Interpreting Negation in GPT-2: Layer- and Head-Level Causal Analysis
A new study maps where GPT-2 fails at 'not', finding critical logic in just a few attention heads.
A team of researchers has published a detailed causal analysis revealing how OpenAI's GPT-2 Small model internally processes the logical operation of negation—a known weakness for language models. The study, based on a custom dataset of 12,000 affirmative and negated sentence pairs, introduced a new metric called the Negation Effect Score (NES) to quantify a model's sensitivity to this transformation. Through two key intervention techniques—activation patching and ablation—the team traced how negation signals propagate through the model's architecture.

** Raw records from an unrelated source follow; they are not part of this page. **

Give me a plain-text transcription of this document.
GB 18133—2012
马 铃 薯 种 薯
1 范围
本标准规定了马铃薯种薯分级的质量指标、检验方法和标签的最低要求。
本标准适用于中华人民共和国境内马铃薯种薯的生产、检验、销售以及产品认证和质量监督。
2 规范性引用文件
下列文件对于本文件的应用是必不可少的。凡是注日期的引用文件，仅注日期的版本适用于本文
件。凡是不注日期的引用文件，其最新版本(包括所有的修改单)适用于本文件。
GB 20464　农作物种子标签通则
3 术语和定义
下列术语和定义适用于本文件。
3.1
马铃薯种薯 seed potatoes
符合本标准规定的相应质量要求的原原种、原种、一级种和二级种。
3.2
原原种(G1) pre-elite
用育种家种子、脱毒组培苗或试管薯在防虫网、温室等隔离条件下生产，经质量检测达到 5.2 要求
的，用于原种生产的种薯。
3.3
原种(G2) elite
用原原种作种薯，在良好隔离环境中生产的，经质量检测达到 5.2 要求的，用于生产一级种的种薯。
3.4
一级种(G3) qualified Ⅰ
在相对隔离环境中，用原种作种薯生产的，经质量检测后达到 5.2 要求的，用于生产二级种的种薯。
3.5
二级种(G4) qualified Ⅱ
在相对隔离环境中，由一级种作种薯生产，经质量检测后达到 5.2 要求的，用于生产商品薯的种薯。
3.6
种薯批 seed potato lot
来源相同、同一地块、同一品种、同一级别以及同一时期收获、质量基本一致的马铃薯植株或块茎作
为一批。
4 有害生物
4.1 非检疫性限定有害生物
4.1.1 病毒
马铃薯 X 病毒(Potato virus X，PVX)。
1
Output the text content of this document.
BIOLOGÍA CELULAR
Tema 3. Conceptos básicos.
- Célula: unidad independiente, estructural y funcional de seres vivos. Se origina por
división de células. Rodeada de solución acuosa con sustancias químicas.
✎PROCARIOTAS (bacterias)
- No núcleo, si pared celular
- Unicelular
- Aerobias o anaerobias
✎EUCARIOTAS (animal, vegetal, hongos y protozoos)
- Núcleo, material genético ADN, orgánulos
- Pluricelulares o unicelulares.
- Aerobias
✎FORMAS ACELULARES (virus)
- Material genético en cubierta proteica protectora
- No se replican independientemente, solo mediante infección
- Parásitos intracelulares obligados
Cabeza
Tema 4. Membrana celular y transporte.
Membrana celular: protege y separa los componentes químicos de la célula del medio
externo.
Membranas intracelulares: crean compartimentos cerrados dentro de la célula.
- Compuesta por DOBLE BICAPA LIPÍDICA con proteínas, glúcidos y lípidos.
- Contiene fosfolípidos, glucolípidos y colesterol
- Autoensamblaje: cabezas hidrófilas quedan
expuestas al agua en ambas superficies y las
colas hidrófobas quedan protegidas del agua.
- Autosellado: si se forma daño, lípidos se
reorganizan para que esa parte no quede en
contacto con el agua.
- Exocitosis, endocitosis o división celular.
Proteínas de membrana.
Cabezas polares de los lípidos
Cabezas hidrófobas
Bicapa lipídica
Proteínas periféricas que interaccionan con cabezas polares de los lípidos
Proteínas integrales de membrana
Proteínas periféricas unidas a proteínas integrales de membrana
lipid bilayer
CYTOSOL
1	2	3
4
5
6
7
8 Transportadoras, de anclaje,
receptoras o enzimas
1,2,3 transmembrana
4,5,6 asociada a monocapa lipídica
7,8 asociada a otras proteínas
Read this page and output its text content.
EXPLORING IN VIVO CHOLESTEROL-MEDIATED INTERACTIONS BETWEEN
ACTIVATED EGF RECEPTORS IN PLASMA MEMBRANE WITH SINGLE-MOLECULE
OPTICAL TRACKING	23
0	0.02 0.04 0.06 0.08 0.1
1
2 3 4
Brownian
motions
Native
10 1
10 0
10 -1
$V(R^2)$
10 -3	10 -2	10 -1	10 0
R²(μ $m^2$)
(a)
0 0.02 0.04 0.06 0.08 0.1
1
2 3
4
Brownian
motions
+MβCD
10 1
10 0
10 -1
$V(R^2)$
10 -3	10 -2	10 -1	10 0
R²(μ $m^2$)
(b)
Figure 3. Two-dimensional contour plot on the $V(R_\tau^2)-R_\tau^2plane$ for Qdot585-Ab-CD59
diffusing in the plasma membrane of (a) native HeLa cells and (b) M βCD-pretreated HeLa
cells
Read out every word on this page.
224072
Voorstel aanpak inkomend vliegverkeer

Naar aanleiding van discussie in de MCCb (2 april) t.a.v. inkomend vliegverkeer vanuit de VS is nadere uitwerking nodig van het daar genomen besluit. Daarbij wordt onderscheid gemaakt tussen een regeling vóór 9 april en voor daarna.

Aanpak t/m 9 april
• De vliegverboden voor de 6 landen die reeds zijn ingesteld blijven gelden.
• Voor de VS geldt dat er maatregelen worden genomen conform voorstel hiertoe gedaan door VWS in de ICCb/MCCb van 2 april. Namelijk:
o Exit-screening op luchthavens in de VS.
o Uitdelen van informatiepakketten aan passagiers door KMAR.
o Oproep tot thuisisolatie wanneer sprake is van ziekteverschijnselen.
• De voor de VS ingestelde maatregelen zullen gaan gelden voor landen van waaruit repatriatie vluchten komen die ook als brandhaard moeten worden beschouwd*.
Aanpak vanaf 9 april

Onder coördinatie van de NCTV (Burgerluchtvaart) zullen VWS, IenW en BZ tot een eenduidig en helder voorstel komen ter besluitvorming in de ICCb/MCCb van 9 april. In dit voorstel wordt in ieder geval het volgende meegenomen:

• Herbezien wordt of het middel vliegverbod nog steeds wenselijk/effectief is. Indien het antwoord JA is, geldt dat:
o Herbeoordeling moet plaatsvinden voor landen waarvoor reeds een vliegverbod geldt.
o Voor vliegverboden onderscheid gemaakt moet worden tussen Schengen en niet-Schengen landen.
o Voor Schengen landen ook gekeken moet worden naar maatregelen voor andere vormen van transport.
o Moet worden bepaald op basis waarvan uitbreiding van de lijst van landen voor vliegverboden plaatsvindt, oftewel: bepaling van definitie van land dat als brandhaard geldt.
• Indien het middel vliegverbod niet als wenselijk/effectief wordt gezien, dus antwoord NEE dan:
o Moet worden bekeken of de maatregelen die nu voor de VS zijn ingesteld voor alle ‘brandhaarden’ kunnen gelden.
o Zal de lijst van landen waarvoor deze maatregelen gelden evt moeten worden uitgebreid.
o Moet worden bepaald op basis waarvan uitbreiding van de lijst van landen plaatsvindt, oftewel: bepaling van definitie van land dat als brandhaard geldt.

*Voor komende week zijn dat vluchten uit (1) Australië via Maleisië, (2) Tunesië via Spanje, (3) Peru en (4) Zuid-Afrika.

The findings show that GPT-2's capability is not broadly distributed across its 12 layers and 12 attention heads per layer. Instead, the logical function for correctly interpreting 'not' is highly localized. The research identified that a limited set of specific attention heads, primarily concentrated in the model's mid-layers (4 to 6), are causally responsible for this task. When these heads were ablated (temporarily disabled), the model's negation sensitivity was directly and significantly disrupted, confirming their critical role.
This work provides a clear map of a specific, high-level linguistic function within a transformer's 'black box.' The methodology of using targeted interventions to establish causality, rather than just observing correlations, represents a significant step in mechanistic interpretability. The patterns discovered were consistent across different forms of negation and were also detectable, though with a smaller effect size, on the external xNot360 benchmark, demonstrating the robustness of the finding.
- The study used activation patching and ablation on a 12,000-sentence dataset to causally trace negation processing in GPT-2 Small.
- Negation logic is highly localized, relying on a few critical attention heads in mid-layers 4-6, not distributed across the network.
- Ablating these specific heads directly increased the Negation Effect Score (NES), proving they are necessary for correct logical interpretation.
Why It Matters
This precise mapping of a reasoning circuit is a major step towards debugging and improving model logic, making AI more reliable and interpretable.